Although admittedly my moments of self doubt are becoming rarer, occasionally I ponder whether I am cut out for this. Not from an ability point of veiw as I have previously discussed but because of how I percieve how people in this industry and lifestyle “should” be. It’s a dangerous word that word should. So many limitations to it.
I guess it is stereotyping in a way. Well that’s a commonly understood way to maybe explain some of what I’m talking about. So this is my attempt to decipher my thoughts in writing. Here goes…
I’m cheeky. I’m a bit wild at times. I love a good dance on a night out. I mean this Friday just gone if you were lucky enough to be down at the Imperial on Chapel St you could’ve witnessed my epic break dancing moves. Well ok, maybe just hilarious, but I’m trying to paint a picture.
I love adrenalin. I love concerts. I love loud music. I even listened to heavy metal a lot growing up and can still recite lyrics to Pantera and White Zombie songs. I like crude jokes and I swear a lot more than my mum likes. I have been in the back of a police car 3 times. I have foot in mouth disease. I have been known to drop the classic Australian proverb ‘nice indicator dickhead’ on the road.
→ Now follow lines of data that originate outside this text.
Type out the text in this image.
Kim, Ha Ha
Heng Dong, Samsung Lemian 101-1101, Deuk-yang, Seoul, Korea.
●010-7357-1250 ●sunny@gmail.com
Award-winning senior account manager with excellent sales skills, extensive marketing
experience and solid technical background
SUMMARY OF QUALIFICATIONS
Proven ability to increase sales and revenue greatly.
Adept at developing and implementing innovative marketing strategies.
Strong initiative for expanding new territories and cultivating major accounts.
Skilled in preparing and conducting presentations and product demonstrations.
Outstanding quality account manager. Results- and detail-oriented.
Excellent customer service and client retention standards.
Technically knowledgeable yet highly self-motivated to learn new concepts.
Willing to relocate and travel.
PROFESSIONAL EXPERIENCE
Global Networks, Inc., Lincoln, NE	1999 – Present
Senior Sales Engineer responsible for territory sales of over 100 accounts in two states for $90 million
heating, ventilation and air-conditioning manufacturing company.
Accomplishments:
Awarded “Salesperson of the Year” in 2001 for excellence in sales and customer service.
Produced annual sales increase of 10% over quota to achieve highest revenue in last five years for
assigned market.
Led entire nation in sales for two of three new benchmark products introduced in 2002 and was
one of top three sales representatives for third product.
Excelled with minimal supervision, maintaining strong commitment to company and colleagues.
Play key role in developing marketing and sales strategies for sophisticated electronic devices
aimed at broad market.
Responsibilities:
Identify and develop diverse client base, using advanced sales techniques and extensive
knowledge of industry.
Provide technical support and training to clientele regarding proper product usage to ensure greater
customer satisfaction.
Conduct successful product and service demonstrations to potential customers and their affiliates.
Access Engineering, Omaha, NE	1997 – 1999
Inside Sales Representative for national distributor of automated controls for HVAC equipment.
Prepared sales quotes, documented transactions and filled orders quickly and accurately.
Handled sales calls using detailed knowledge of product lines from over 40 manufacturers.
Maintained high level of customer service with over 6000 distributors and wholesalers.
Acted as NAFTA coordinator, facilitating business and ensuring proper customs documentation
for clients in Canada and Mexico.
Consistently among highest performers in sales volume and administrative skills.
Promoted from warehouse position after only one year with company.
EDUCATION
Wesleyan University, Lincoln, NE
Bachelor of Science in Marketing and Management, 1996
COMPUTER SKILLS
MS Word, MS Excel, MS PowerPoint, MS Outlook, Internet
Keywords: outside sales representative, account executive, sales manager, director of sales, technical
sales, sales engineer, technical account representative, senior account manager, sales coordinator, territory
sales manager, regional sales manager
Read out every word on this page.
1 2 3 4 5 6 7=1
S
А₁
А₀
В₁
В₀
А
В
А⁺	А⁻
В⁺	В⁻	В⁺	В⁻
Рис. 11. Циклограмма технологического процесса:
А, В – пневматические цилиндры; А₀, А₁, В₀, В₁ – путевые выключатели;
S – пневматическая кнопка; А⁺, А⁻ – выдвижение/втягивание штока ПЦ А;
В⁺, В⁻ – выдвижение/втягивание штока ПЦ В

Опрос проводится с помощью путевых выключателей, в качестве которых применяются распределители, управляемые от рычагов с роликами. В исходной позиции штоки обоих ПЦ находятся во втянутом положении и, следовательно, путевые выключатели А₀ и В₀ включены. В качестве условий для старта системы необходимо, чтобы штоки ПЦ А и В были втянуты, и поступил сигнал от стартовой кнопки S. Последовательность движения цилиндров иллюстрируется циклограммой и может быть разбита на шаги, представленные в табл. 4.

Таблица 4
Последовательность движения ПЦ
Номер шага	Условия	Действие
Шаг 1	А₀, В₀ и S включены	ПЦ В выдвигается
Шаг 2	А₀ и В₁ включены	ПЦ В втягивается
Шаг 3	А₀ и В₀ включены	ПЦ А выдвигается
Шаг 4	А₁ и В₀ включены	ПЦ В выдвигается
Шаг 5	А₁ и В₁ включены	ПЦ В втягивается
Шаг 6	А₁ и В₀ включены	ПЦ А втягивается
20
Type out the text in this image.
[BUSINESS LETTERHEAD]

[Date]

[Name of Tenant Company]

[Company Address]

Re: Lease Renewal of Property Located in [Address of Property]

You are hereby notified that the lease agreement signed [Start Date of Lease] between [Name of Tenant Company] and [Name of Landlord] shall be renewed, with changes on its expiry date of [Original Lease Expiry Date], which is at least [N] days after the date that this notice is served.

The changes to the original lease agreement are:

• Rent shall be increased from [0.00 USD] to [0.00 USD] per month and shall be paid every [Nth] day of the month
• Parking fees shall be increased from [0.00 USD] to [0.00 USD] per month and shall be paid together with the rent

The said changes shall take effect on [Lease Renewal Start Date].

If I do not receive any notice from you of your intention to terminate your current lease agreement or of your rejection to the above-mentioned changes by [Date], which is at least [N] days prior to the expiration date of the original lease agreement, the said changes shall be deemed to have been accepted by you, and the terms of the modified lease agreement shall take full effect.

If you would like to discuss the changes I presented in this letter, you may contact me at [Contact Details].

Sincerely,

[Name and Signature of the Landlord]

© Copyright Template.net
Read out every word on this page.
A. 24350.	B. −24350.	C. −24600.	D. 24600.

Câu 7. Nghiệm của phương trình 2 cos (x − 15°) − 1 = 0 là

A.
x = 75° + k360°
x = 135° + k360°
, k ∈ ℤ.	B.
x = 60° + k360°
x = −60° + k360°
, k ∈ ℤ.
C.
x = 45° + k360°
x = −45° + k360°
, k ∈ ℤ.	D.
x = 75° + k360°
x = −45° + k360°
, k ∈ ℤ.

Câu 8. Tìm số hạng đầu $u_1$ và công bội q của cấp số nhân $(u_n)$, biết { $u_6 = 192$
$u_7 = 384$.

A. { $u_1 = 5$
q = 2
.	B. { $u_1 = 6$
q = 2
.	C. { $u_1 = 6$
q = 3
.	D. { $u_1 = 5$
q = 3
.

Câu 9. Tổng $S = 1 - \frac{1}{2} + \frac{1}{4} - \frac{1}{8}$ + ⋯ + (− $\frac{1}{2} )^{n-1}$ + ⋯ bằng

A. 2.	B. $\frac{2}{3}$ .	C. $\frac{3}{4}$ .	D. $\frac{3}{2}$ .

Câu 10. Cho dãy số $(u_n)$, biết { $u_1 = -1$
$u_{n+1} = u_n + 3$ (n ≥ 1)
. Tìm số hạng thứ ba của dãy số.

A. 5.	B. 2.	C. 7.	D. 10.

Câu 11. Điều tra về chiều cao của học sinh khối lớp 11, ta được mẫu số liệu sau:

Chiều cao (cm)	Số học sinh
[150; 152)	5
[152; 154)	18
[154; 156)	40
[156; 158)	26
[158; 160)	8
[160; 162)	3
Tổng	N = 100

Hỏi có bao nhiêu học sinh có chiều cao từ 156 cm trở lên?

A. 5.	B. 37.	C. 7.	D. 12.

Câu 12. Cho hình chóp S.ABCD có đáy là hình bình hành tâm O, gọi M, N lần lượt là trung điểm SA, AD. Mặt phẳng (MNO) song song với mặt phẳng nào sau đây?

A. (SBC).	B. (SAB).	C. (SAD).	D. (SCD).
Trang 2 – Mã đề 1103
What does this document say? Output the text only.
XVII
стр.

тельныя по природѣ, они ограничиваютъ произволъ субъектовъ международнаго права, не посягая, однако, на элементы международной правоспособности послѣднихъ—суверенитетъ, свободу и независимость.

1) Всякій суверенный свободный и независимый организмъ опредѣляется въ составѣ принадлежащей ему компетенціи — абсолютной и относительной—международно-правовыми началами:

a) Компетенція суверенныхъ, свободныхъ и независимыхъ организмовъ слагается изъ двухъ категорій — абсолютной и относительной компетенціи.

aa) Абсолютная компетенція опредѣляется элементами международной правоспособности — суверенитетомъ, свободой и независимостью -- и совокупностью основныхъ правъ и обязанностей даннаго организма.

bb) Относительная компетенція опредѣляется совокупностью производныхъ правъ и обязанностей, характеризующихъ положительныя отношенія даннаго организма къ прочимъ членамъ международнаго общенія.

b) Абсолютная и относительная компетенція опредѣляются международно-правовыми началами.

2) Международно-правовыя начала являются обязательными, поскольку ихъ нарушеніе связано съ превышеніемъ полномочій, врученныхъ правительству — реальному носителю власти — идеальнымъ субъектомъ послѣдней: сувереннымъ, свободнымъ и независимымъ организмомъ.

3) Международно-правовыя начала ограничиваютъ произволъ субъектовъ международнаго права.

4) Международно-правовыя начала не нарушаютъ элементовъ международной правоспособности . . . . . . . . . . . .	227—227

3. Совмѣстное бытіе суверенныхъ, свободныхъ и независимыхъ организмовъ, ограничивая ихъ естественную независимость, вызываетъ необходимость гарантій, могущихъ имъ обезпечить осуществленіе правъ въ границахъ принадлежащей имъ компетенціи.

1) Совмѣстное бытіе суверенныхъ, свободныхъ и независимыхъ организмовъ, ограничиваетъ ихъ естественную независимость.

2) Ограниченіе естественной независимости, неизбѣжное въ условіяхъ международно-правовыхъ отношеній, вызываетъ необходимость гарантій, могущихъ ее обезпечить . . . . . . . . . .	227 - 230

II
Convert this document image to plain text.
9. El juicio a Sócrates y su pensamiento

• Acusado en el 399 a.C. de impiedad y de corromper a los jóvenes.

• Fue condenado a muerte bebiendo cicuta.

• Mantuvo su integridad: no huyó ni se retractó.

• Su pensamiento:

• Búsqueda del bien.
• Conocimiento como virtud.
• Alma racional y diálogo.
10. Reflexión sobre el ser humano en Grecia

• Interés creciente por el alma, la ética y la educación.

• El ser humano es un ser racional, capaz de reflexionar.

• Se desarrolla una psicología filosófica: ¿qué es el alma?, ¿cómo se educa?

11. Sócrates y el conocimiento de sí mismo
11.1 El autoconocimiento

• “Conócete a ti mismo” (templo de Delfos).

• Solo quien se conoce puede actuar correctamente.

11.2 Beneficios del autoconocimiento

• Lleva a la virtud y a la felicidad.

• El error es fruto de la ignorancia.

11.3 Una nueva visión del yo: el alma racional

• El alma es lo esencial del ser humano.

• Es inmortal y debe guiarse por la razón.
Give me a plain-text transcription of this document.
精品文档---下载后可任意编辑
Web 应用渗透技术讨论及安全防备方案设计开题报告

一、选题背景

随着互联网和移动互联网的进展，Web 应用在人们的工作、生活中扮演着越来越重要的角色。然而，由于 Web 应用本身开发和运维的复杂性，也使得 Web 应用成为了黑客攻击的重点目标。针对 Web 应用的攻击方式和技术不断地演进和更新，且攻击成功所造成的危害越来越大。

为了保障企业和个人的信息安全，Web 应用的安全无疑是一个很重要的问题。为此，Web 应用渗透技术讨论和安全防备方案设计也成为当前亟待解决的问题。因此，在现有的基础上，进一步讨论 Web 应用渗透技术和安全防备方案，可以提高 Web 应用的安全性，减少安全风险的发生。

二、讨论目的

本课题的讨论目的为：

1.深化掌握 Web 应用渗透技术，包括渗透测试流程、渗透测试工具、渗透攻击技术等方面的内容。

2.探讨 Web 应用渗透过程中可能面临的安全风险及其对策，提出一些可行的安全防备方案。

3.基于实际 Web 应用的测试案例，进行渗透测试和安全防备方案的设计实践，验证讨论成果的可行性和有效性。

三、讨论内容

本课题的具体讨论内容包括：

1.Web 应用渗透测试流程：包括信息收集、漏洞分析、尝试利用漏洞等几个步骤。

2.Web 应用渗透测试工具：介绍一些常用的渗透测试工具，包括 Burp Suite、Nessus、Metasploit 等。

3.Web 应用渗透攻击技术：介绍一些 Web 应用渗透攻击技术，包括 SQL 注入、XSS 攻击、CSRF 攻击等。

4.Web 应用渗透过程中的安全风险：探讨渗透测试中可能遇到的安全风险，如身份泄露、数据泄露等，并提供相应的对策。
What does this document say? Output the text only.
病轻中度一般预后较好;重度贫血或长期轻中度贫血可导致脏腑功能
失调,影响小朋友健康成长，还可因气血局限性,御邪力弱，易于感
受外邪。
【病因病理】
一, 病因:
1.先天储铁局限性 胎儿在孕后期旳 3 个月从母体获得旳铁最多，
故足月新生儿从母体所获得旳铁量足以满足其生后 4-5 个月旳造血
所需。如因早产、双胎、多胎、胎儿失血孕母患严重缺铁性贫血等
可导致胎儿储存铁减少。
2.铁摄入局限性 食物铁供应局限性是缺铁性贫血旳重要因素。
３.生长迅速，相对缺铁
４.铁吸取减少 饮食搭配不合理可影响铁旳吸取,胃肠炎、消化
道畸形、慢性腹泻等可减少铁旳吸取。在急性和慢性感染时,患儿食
I don’t always treat my body like a temple. Or my mind for that matter. I still watch reality tv on occasion and I don’t always meditate or do my affirmations daily.
Surely, I have wondered, these are not all traits of someone going into this. I mean I need to lead by example. Practice what I preach and all that. Or as my friends in corporate roles speak of; develop ‘my brand’. And in this day in age, to an extent this is so valid. But it also kind of goes against everything I am currently developing within myself. The I’m going to be myself and be true to me, regardless of percieved consequences and others opinions of me road that I’m on – without the fuck you of course. More live and let live.
Basically, I am realising this is a small road block in my journey of ego dissolution. In a world very driven by ego and fear, I need to find the line between alienating myself by causing these fears to rise in people and being able to express my purpose in a way people can relate to.
The way it seems to me is we have forgotten to let ourselves be human to an extent. Fear is a normal thing to feel but when it has gotten to the level like now in which many are driven by it, it has become somewhat of an epidemic.
Fears and limiting beliefs are embedded into us from day dot. Often without us even realising. Its often a series of small events that slowly pull us away from the soul. Until we are of a high enough awareness or consciousness to take a look at the belief to actually see if it is indeed worthy of holding any weight on our thoughts, actions, beliefs and emotions.
This weekend someone said one the nicest thing to me I think I have ever been told. It was a guy I run into from time to time and we always have a good chat and a laugh but on this night he turned to me a said…
‘You know you speak of energy; that’s what I’ve always thought about you. You can feel when you have entered the room. The whole place just lights up. It just makes me smile’…
I was blown away. And in that moment, as parts of my ego ballooned (who doesn’t love a compliment) I also realised I appreciated this one on a soul level. For someone to not mention my physical form at all but rather the energy I bring forward and the feeling that leaves them with, was someone verbalising one of my life goals. As I believe that is my purpose. To share my light with the world. And he felt that regardless of anything else about me, my past, my hobbies, my beliefs and lifestyle. All of which are quite different to mine.
So if I think about it, it is this exact fact that makes me cut out for this. I am relatable. It is my experiences that have brought me to this place. And I am continuously equally grateful and intrigued by the beautiful souls I am encountering along the way. I’m growing to. I am on this journey also. Whilst I will guide people, I will be in the process right along side them. That will make us all feel like we are not alone in this.It will add to the power. That is the unbelievably awesome thing about this journey I am going through and am starting to share. And I will continue to grow. We can all learn from each other. You can be into whatever you want. Do whatever you want. Live and work wherever you want. Drive whatever you want. Be whatever background, culture or religion you choose. In fact you are encouraged to be whatever flavour you want to be. As long as it’s true to you, it will taste delicious! And as long as those choices feed your souls wants, needs and desires and not your ego.
Also without judgement of how others choose to do it. If everyone loved choc chip mint flavoured ice-cream how boring this world would be. Celebrate difference. It is in opening your mind and heart to differences that breeds acceptance, understanding and love. Just because something is right for you, doesn’t make it right for someone else.
So my task is to carry this forward into the next. Completely discard my opinions and false beliefs on how anyone in any role “should” behave. We all need to stop and adjust our halo from time to time. Without that, we wouldn’t be the amazing, interesting, evolving and diverse creatures that we are.
Keep on spreading your individual light on the world. Without fear. Because the ones that are supposed to get you will.And love and acceptance is all we need to fulfil any internal goal ever written.